Pilatos, tendo entrado de novo no
palácio e feito vir Jesus à sua presença, perguntou-lhe: “És o rei dos judeus?”
— Respondeu-lhe Jesus: “Meu reino não é deste mundo.”
“Disse-lhe então Pilatos: “És,
pois, rei?” — Jesus lhe respondeu: “Tu o dizes; sou rei; não nasci e não vim a
este mundo senão para dar testemunho da verdade. Aquele que pertence à verdade
escuta a minha voz.” (João, 18:33)
A VIDA FUTURA
Por estas palavras, Jesus se
refere claramente à vida futura, que ele apresenta, em todas as circunstâncias,
como o fim a que se destina a humanidade, e como devendo ser o objeto das
principais preocupações do homem sobre a terra. Todas as suas máximas se
referem a esse grande princípio. Sem a vida futura, com efeito, a maior parte
dos seus preceitos de moral não teriam nenhuma razão de ser. É por isso que os
que não crêem na vida futura, pensando que ele apenas falava da vida presente,
não os compreendem ou os acham pueris.
Esse dogma pode ser considerado,
portanto, como o ponto central do ensinamento do Cristo. Eis porque está
colocado entre os primeiros, no início desta obra, pois deve ser a meta de
todos os homens. Só ele pode justificar os absurdos da vida terrestre e
harmonizar-se com a justiça de Deus.
Os judeus tinham ideias muito
imprecisas sobre a vida futura. Acreditavam nos anjos, que consideravam como os
seres privilegiados da criação, mas não sabiam que os homens, um dia, pudessem
tornar-se anjos e participar da felicidade angélica. Segundo pensavam, a
observação das leis de Deus era recompensada pelos bens terrenos, pela
supremacia de sua nação no mundo, pelas vitórias que obteriam sobre os
inimigos. As calamidades públicas e as derrotas eram os castigos da
desobediência. Moisés o confirmou, ao dizer essas coisas, ainda mais
fortemente, a um povo ignorante, de pastores, que precisava ser tocado antes de
tudo pelos interesses deste mundo. Mais tarde, Jesus veio lhes revelar que
existe outro mundo, onde a justiça de Deus se realiza. É esse mundo que ele
promete aos que observam os mandamentos de Deus. É nele que os bons são
recompensados. Esse mundo é o seu reino, no qual se encontra em toda a sua
glória, e para o qual voltará ao deixar a Terra.

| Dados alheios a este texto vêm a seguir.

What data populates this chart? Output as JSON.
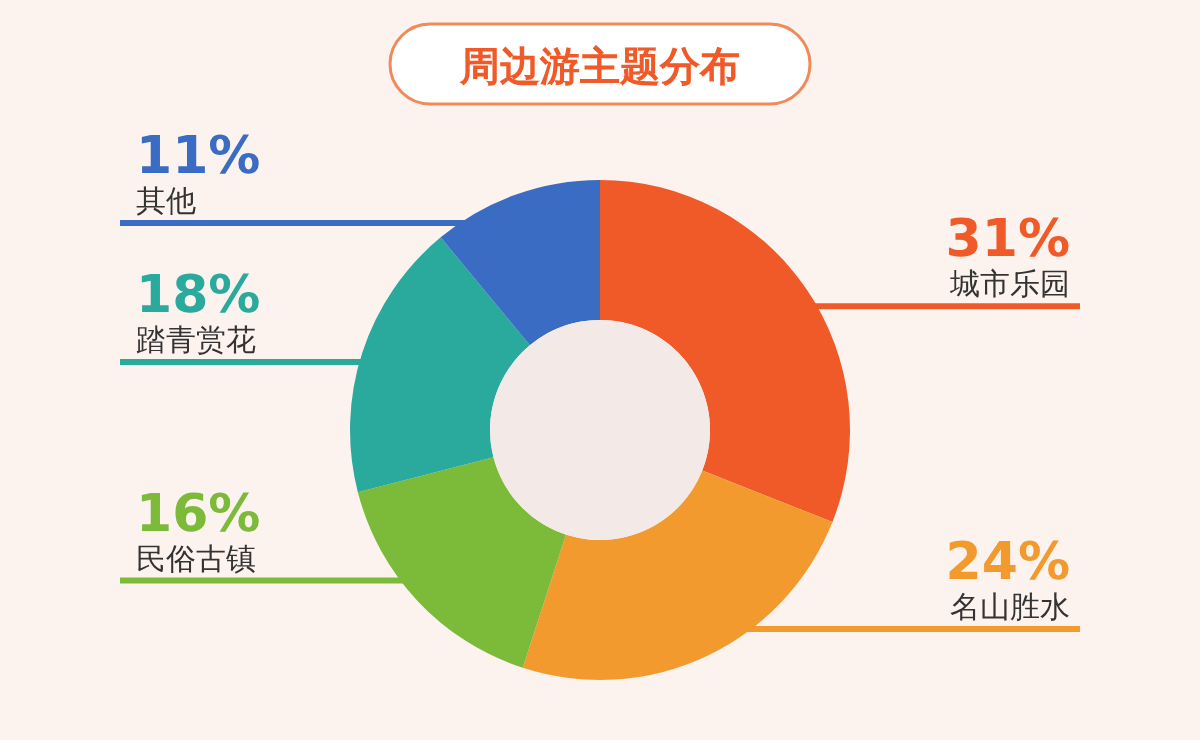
{
  "chart_data": {
    "type": "donut",
    "title": "周边游主题分布",
    "categories": [
      "城市乐园",
      "名山胜水",
      "民俗古镇",
      "踏青赏花",
      "其他"
    ],
    "values": [
      31,
      24,
      16,
      18,
      11
    ],
    "colors": [
      "#f05a28",
      "#f39a2f",
      "#7cba3a",
      "#2aaa9c",
      "#3a6cc4"
    ],
    "value_labels": [
      "31%",
      "24%",
      "16%",
      "18%",
      "11%"
    ]
  }
}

Jesus, entretanto, conformando o
seu ensino ao estado dos homens da época, evitou lhes dar os esclarecimentos
completos, que os deslumbraria em vez de iluminar, porque eles não o teriam
compreendido. Ele se limitou a colocar, de certo modo, a vida futura como um
princípio, uma lei da natureza, à qual ninguém pode escapar. Todo cristão,
portanto, crê forçosamente na vida futura, mas a ideia que muitos fazem dela é
vaga, incompleta, e por isso mesmo falsa em muitos pontos. Para grande número,
é apenas uma crença, sem nenhuma certeza decisiva, e daí as dúvidas, e até
mesmo a incredulidade.
O Espiritismo veio completar,
nesse ponto, como em muitos outros, o ensinamento do Cristo, quando os homens
se mostraram maduros para compreender a verdade. Com o Espiritismo, a vida
futura não é mais simples artigo de fé, ou simples hipótese. É uma realidade
material, provada pelos fatos. Porque são as testemunhas oculares que a vêm
descrever em todas as suas fases e peripécias, de tal maneira, que não somente
a dúvida já não é mais possível, como a inteligência mais vulgar pode fazer uma
ideia dos seus mais variados aspectos, da mesma forma que imaginaria um país do
qual se lê uma descrição detalhada. Ora, esta descrição da vida futura é de tal
maneira circunstanciada, são tão racionais as condições da existência feliz ou
infeliz dos que nela se encontram, que acabamos por concordar que não podia ser
de outra maneira, e que ela bem representa a verdadeira justiça de Deus.